Oil & Gas Dominates in "Main Street" Lending Program

New data shows that 46 fossil fuel companies have received Fed-subsidized loans since July, as the MSLP is set to expire on December 31st.

Main Street Lending program fossil fuels versus clean energy

Fossil fuel companies solidified their dominant position as top beneficiaries of the Federal Reserve’s Main Street Lending Program in November, collecting more outsized loans of tens of millions of dollars than any other sector, even as clean energy companies’ small share of the program's benefits dwindled.

The results, based on a BailoutWatch analysis of Fed data released last week, highlight a dilemma facing the incoming administration, which must decide whether to redesign the programs to support a sustainable recovery after President-elect Joe Biden takes office in January. The data also vindicate successful lobbying earlier this year by oil and gas interests to reshape the program, ensuring it would lend to fossil fuel companies whose heavy debt burdens and structural problems could have ruled them out.

Forty-six fossil fuel companies have received Fed-subsidized loans totaling $828 million since the program started in July. The average loan size, $18 million, is nearly double the program’s average loan size of $9.8 million, or $9.2 million excluding fossil fuels. Twelve of the fossil fuel loans were worth $35 million or more, accounting for more than 30% of the program’s loans of that magnitude. See the full list of companies here.

Main Street Lending program fossil fuels versus clean energy

The results contrast starkly with the MSLP’s paltry aid to clean energy companies, which received just nine loans totaling $62 million, for an average size of $6.9 million. Excluding the two bigger loans of $25 million and $22.6 million, clean energy’s seven remaining loans averaged just $2.1 million.

As a portion of the loan portfolio, clean energy comprises 1% after drifting downward most months. Fossil fuels have captured more than 13% of the money, a figure that has increased in every month but one. That disparity raises questions about the Fed’s commitment to fighting the financial risks posed by climate change, which it only began to acknowledge publicly after this year’s election.

The troubled Main Street program is set to expire on Dec. 31, after a slow start and bureaucratic problems put a damper on its size and economic impact. Treasury Secretary Steven Mnuchin decided unilaterally last month, shortly after the election outcome was clear, that the programs would end in spite of worsening pandemic and weak economic signals. The move drew criticism from Fed Chair Jerome Powell and analysts across the political spectrum, who say pulling the plug prematurely will deprive the economy of crucial support as headwinds gather into the new year.

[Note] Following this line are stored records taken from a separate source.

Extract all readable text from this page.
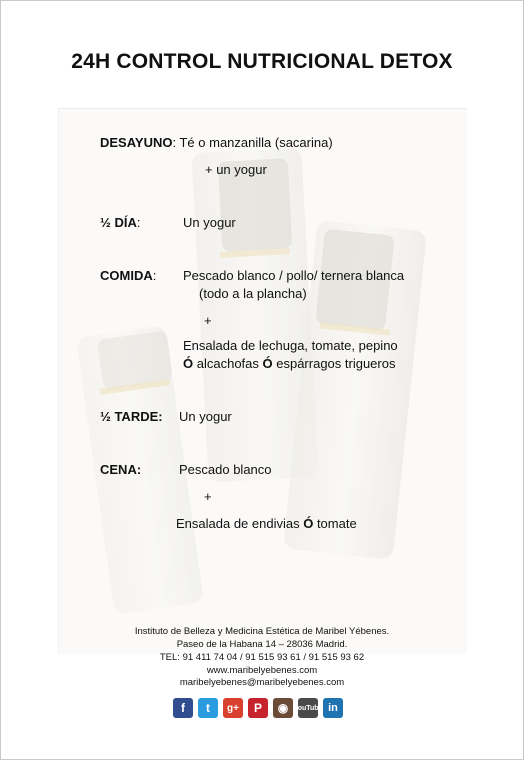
24H CONTROL NUTRICIONAL DETOX
DESAYUNO: Té o manzanilla (sacarina)
+ un yogur
½ DÍA:	Un yogur
COMIDA: Pescado blanco / pollo/ ternera blanca
(todo a la plancha)
+
Ensalada de lechuga, tomate, pepino
Ó alcachofas Ó espárragos trigueros
½ TARDE: Un yogur
CENA:	Pescado blanco
+
Ensalada de endivias Ó tomate
Instituto de Belleza y Medicina Estética de Maribel Yébenes.
Paseo de la Habana 14 – 28036 Madrid.
TEL: 91 411 74 04 / 91 515 93 61 / 91 515 93 62
www.maribelyebenes.com
maribelyebenes@maribelyebenes.com
f	t	g+	P	◉ YouTube in
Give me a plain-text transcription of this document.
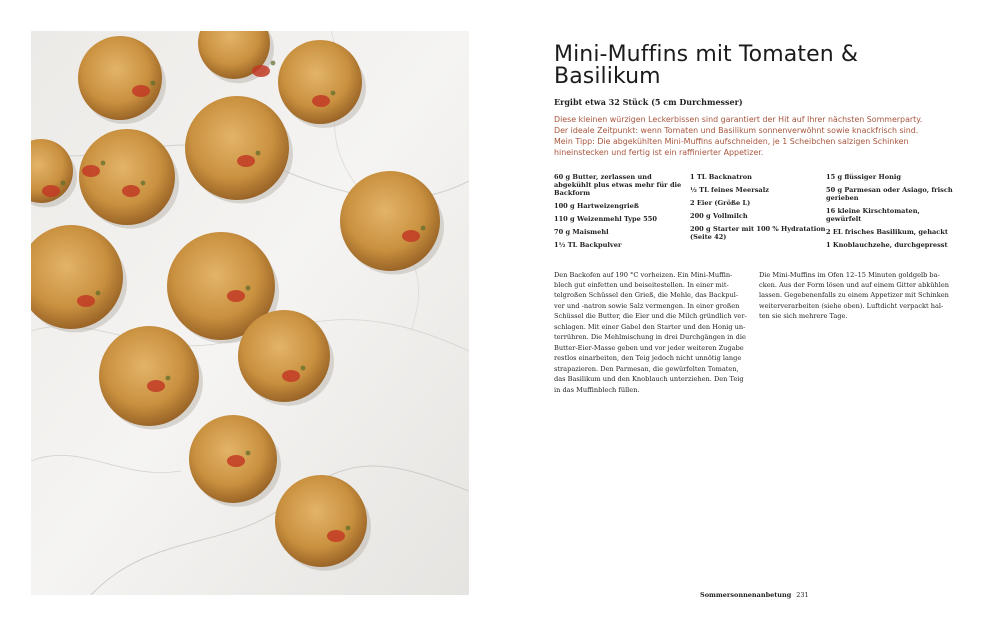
Mini-Muffins mit Tomaten &
Basilikum
Ergibt etwa 32 Stück (5 cm Durchmesser)
Diese kleinen würzigen Leckerbissen sind garantiert der Hit auf Ihrer nächsten Sommerparty.
Der ideale Zeitpunkt: wenn Tomaten und Basilikum sonnenverwöhnt sowie knackfrisch sind.
Mein Tipp: Die abgekühlten Mini-Muffins aufschneiden, je 1 Scheibchen salzigen Schinken
hineinstecken und fertig ist ein raffinierter Appetizer.
60 g Butter, zerlassen und abgekühlt plus etwas mehr für die Backform
100 g Hartweizengrieß
110 g Weizenmehl Type 550
70 g Maismehl
1½ TL Backpulver
1 TL Backnatron
½ TL feines Meersalz
2 Eier (Größe L)
200 g Vollmilch
200 g Starter mit 100 % Hydratation (Seite 42)
15 g flüssiger Honig
50 g Parmesan oder Asiago, frisch gerieben
16 kleine Kirschtomaten, gewürfelt
2 EL frisches Basilikum, gehackt
1 Knoblauchzehe, durchgepresst
Den Backofen auf 190 °C vorheizen. Ein Mini-Muffin-
blech gut einfetten und beiseitestellen. In einer mit-
telgroßen Schüssel den Grieß, die Mehle, das Backpul-
ver und -natron sowie Salz vermengen. In einer großen
Schüssel die Butter, die Eier und die Milch gründlich ver-
schlagen. Mit einer Gabel den Starter und den Honig un-
terrühren. Die Mehlmischung in drei Durchgängen in die
Butter-Eier-Masse geben und vor jeder weiteren Zugabe
restlos einarbeiten, den Teig jedoch nicht unnötig lange
strapazieren. Den Parmesan, die gewürfelten Tomaten,
das Basilikum und den Knoblauch unterziehen. Den Teig
in das Muffinblech füllen.
Die Mini-Muffins im Ofen 12–15 Minuten goldgelb ba-
cken. Aus der Form lösen und auf einem Gitter abkühlen
lassen. Gegebenenfalls zu einem Appetizer mit Schinken
weiterverarbeiten (siehe oben). Luftdicht verpackt hal-
ten sie sich mehrere Tage.
Sommersonnenanbetung 231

Critics of the decision to stop lending note that the incoming administration of President-elect Joe Biden can, and likely will, reopen the programs using a separate funding stream. If that happens, policymakers will have an opportunity to rewrite terms for the MSLP and other programs to support a sustainable recovery by excluding companies, including fossil fuels, with harmful environmental or social impacts.

Calling Mnuchin’s move to end the programs “a political decision,” Congressional Oversight Commission member Bharat Ramamurti said at a hearing Thursday that the new administration “can, and in my view should, restart the programs, reclaim the money Congress has set aside in the CARES Act, and use it to offer more help to small businesses and state and local governments.”

The MSLP aimed to help bridge the economic downturn for mid-sized businesses that were healthy before the pandemic. The loans are originated by banks, but the Fed buys them — and assumes the risk they will fail — if banks adhere to strict guidelines regarding borrowers’ finances.

Fossil fuel interests successfully pushed to modify the Fed’s original program design, which would have excluded many oil and gas companies already struggling with heavy debt burdens and repayment deadlines. In letters to the Fed, the Independent Petroleum Producers Association and Texas Senator Ted Cruz acknowledged that many drillers were on the brink of failure for reasons unrelated to COVID, but argued the companies still should be cushioned from record-low oil prices.

The Fed yielded on April 30, opening the program to more heavily indebted companies and those that would use the new loans to repay old ones. Energy Secretary Dan Brouillettte later said he had worked with Treasury and the Fed to increase drillers’ access to the program.

Loans purchased by the Fed through the MSLP rose to $6.3 billion in November from $4.2 billion the month before. With the program set to expire this month, banks have stopped accepting applications from borrowers, citing the limited time left to process them and result them to the Fed.

The Trump administration’s fossil fuel-friendly approach to emergency lending is at odds with a recent policy statement by world leaders, responding to a December 2nd UN report finding that major fossil fuel producers are set to expand production by 2%, while achieving Paris agreement goals would require a reduction of 6% per year. On Saturday, December 12, these leaders announced Six Climate-Positive actions to help rebuild economies from COVID-19 including “no bailout for polluting industries.”